I believe people are smart, too. But I do not believe they are fully aware of how their data is being collected and used, and none of these dialog boxes do a good job of explaining that. An app can ask to record your screen on a weekly basis, but the user is not told any more than that. It could ask for access to your contacts — perhaps that is only for local, one-time use, or the app could be sending a copy to the developer, and a user has no way of knowing which. A weather app could be asking for your location because you requested a local forecast, but it could also be reselling it. A Mac app can tell you to turn on full disk access for plausible reasons, but it could abuse that access later.
Perhaps the most informative dialog boxes are the cookie consent forms you see across the web. In their most comprehensive state, you can see which specific third-parties may receive your behavioural data, and they allow you to opt into or out of categories of data use. Yet nobody actually reads those cookie consents because they have too much information.

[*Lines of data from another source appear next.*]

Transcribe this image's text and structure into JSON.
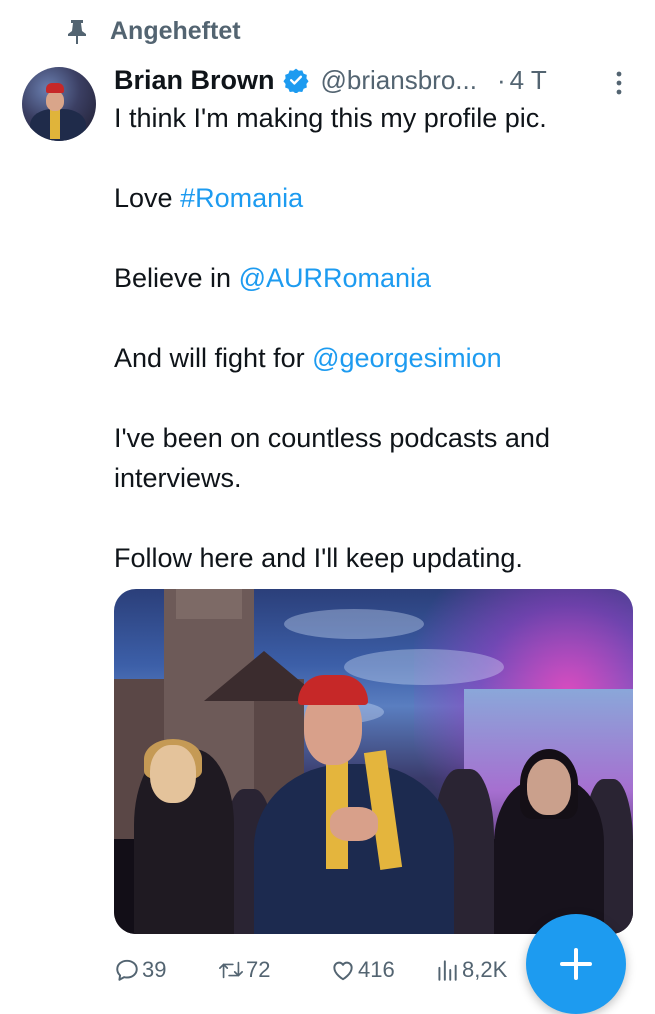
{
  "pinned": {
    "label": "Angeheftet"
  },
  "author": {
    "name": "Brian Brown",
    "handle": "@briansbro...",
    "separator": "·",
    "time": "4 T"
  },
  "tweet": {
    "line1": "I think I'm making this my profile pic.",
    "love_text": "Love ",
    "love_hashtag": "#Romania",
    "believe_text": "Believe in ",
    "believe_mention": "@AURRomania",
    "fight_text": "And will fight for ",
    "fight_mention": "@georgesimion",
    "podcasts": "I've been on countless podcasts and interviews.",
    "follow": "Follow here and I'll keep updating."
  },
  "actions": {
    "replies": "39",
    "retweets": "72",
    "likes": "416",
    "views": "8,2K"
  },
  "colors": {
    "link": "#1d9bf0",
    "muted": "#536471",
    "text": "#0f1419",
    "fab": "#1d9bf0"
  },
  "icons": {
    "pinned": "pin-icon",
    "verified": "verified-badge-icon",
    "more": "more-vertical-icon",
    "reply": "reply-icon",
    "retweet": "retweet-icon",
    "like": "heart-icon",
    "views": "views-icon",
    "compose": "plus-icon"
  }
}
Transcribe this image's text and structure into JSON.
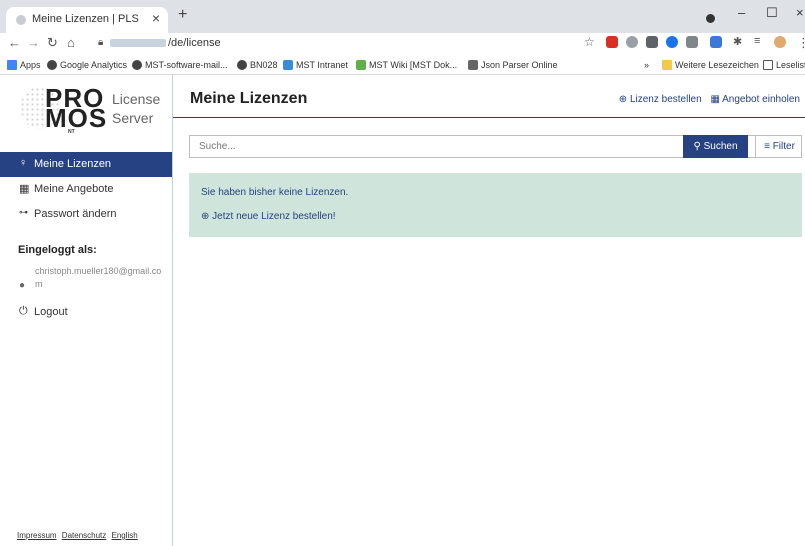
{
  "browser": {
    "tab_title": "Meine Lizenzen | PLS",
    "url_path": "/de/license",
    "bookmarks": [
      "Apps",
      "Google Analytics",
      "MST-software-mail...",
      "BN028",
      "MST Intranet",
      "MST Wiki [MST Dok...",
      "Json Parser Online"
    ],
    "more_bookmarks": "Weitere Lesezeichen",
    "reading_list": "Leseliste"
  },
  "logo": {
    "line1": "PRO",
    "line2": "MOS",
    "nt": "NT",
    "product1": "License",
    "product2": "Server"
  },
  "sidebar": {
    "items": [
      {
        "label": "Meine Lizenzen",
        "icon": "lightbulb-icon",
        "active": true
      },
      {
        "label": "Meine Angebote",
        "icon": "calculator-icon",
        "active": false
      },
      {
        "label": "Passwort ändern",
        "icon": "key-icon",
        "active": false
      }
    ],
    "logged_in_label": "Eingeloggt als:",
    "user_email": "christoph.mueller180@gmail.com",
    "logout_label": "Logout",
    "footer": {
      "impressum": "Impressum",
      "datenschutz": "Datenschutz",
      "english": "English"
    }
  },
  "main": {
    "title": "Meine Lizenzen",
    "order_license": "Lizenz bestellen",
    "request_offer": "Angebot einholen",
    "search": {
      "placeholder": "Suche...",
      "button": "Suchen",
      "filter": "Filter"
    },
    "notice": {
      "text": "Sie haben bisher keine Lizenzen.",
      "link": "Jetzt neue Lizenz bestellen!"
    }
  },
  "colors": {
    "primary": "#264283",
    "notice_bg": "#cfe5dc"
  }
}
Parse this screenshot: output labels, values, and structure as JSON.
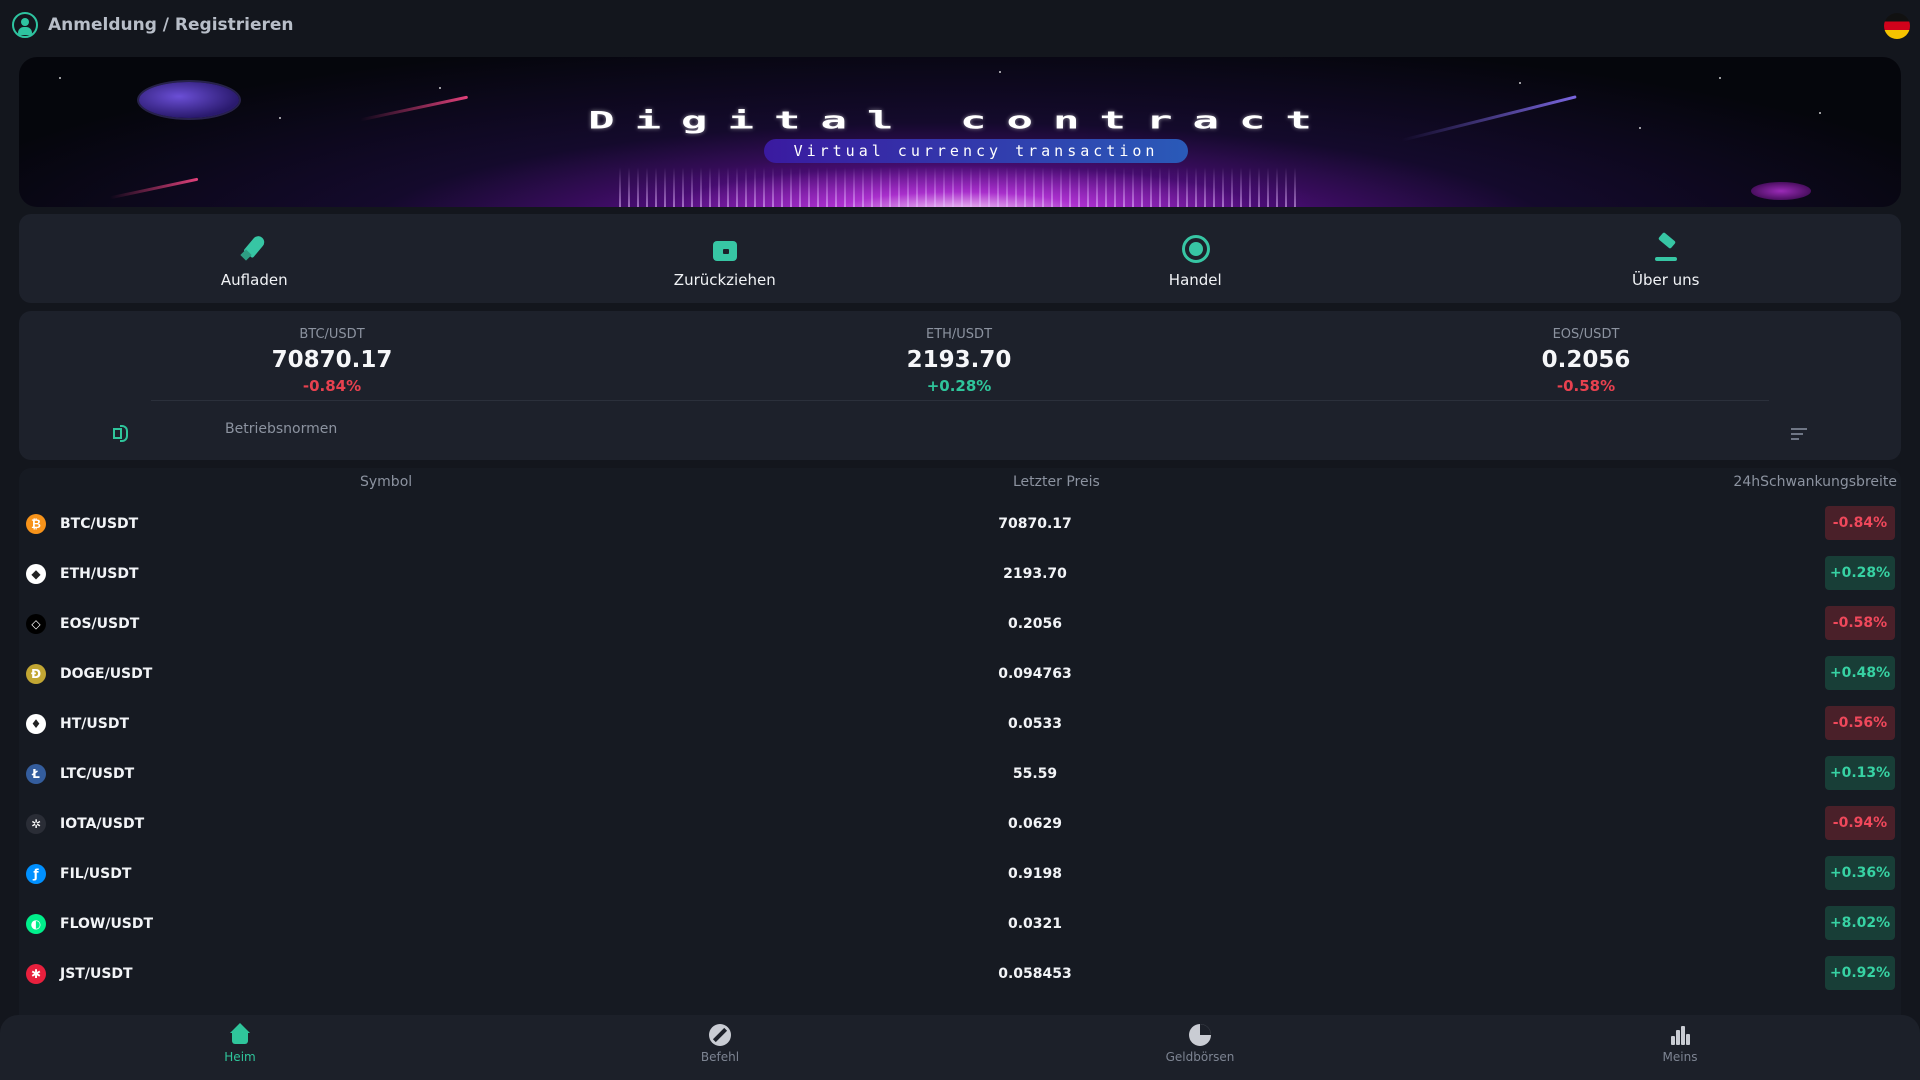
{
  "header": {
    "login_label": "Anmeldung / Registrieren"
  },
  "banner": {
    "title": "Digital contract",
    "subtitle": "Virtual currency transaction"
  },
  "quick_menu": [
    {
      "label": "Aufladen",
      "icon": "rocket-icon"
    },
    {
      "label": "Zurückziehen",
      "icon": "wallet-icon"
    },
    {
      "label": "Handel",
      "icon": "trade-icon"
    },
    {
      "label": "Über uns",
      "icon": "gavel-icon"
    }
  ],
  "ticker": [
    {
      "symbol": "BTC/USDT",
      "price": "70870.17",
      "change": "-0.84%",
      "dir": "down"
    },
    {
      "symbol": "ETH/USDT",
      "price": "2193.70",
      "change": "+0.28%",
      "dir": "up"
    },
    {
      "symbol": "EOS/USDT",
      "price": "0.2056",
      "change": "-0.58%",
      "dir": "down"
    }
  ],
  "notice": {
    "text": "Betriebsnormen"
  },
  "market": {
    "headers": {
      "symbol": "Symbol",
      "price": "Letzter Preis",
      "change": "24hSchwankungsbreite"
    },
    "rows": [
      {
        "symbol": "BTC/USDT",
        "price": "70870.17",
        "change": "-0.84%",
        "dir": "down",
        "coin_color": "#f7931a",
        "coin_glyph": "₿"
      },
      {
        "symbol": "ETH/USDT",
        "price": "2193.70",
        "change": "+0.28%",
        "dir": "up",
        "coin_color": "#ffffff",
        "coin_glyph": "◆"
      },
      {
        "symbol": "EOS/USDT",
        "price": "0.2056",
        "change": "-0.58%",
        "dir": "down",
        "coin_color": "#000000",
        "coin_glyph": "◇"
      },
      {
        "symbol": "DOGE/USDT",
        "price": "0.094763",
        "change": "+0.48%",
        "dir": "up",
        "coin_color": "#c2a633",
        "coin_glyph": "Ð"
      },
      {
        "symbol": "HT/USDT",
        "price": "0.0533",
        "change": "-0.56%",
        "dir": "down",
        "coin_color": "#ffffff",
        "coin_glyph": "♦"
      },
      {
        "symbol": "LTC/USDT",
        "price": "55.59",
        "change": "+0.13%",
        "dir": "up",
        "coin_color": "#345d9d",
        "coin_glyph": "Ł"
      },
      {
        "symbol": "IOTA/USDT",
        "price": "0.0629",
        "change": "-0.94%",
        "dir": "down",
        "coin_color": "#2a2d36",
        "coin_glyph": "✲"
      },
      {
        "symbol": "FIL/USDT",
        "price": "0.9198",
        "change": "+0.36%",
        "dir": "up",
        "coin_color": "#0090ff",
        "coin_glyph": "ƒ"
      },
      {
        "symbol": "FLOW/USDT",
        "price": "0.0321",
        "change": "+8.02%",
        "dir": "up",
        "coin_color": "#00ef8b",
        "coin_glyph": "◐"
      },
      {
        "symbol": "JST/USDT",
        "price": "0.058453",
        "change": "+0.92%",
        "dir": "up",
        "coin_color": "#e8203d",
        "coin_glyph": "✱"
      }
    ]
  },
  "bottom_nav": [
    {
      "label": "Heim",
      "icon": "home-icon",
      "active": true
    },
    {
      "label": "Befehl",
      "icon": "order-icon",
      "active": false
    },
    {
      "label": "Geldbörsen",
      "icon": "pie-chart-icon",
      "active": false
    },
    {
      "label": "Meins",
      "icon": "bar-chart-icon",
      "active": false
    }
  ],
  "colors": {
    "accent": "#2fc59b",
    "down": "#e8414f",
    "up": "#2fc59b",
    "background": "#13161d",
    "card": "#1d212b"
  }
}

Of course, nobody expects dialog boxes to be a complete solution to our privacy and security woes. A user places some trust in each layer of the process: in App Review, if they downloaded software from the App Store; in built-in protections; in the design of the operating system itself; and in the developer. Even if you believe dialog boxes are a helpful intervention, Apple’s own sea of prompts do not fulfil the Jobs criteria: they most often do not tell users specifically how their data will be used, and they either do not ask users every time or they cannot be turned off. They are just an occasional interruption to which you must either agree or find some part of an application is unusable.
Users are not typically in a position to knowledgeably authorise these requests. They are not adequately informed, and it is poor policy to treat these as individualized problems.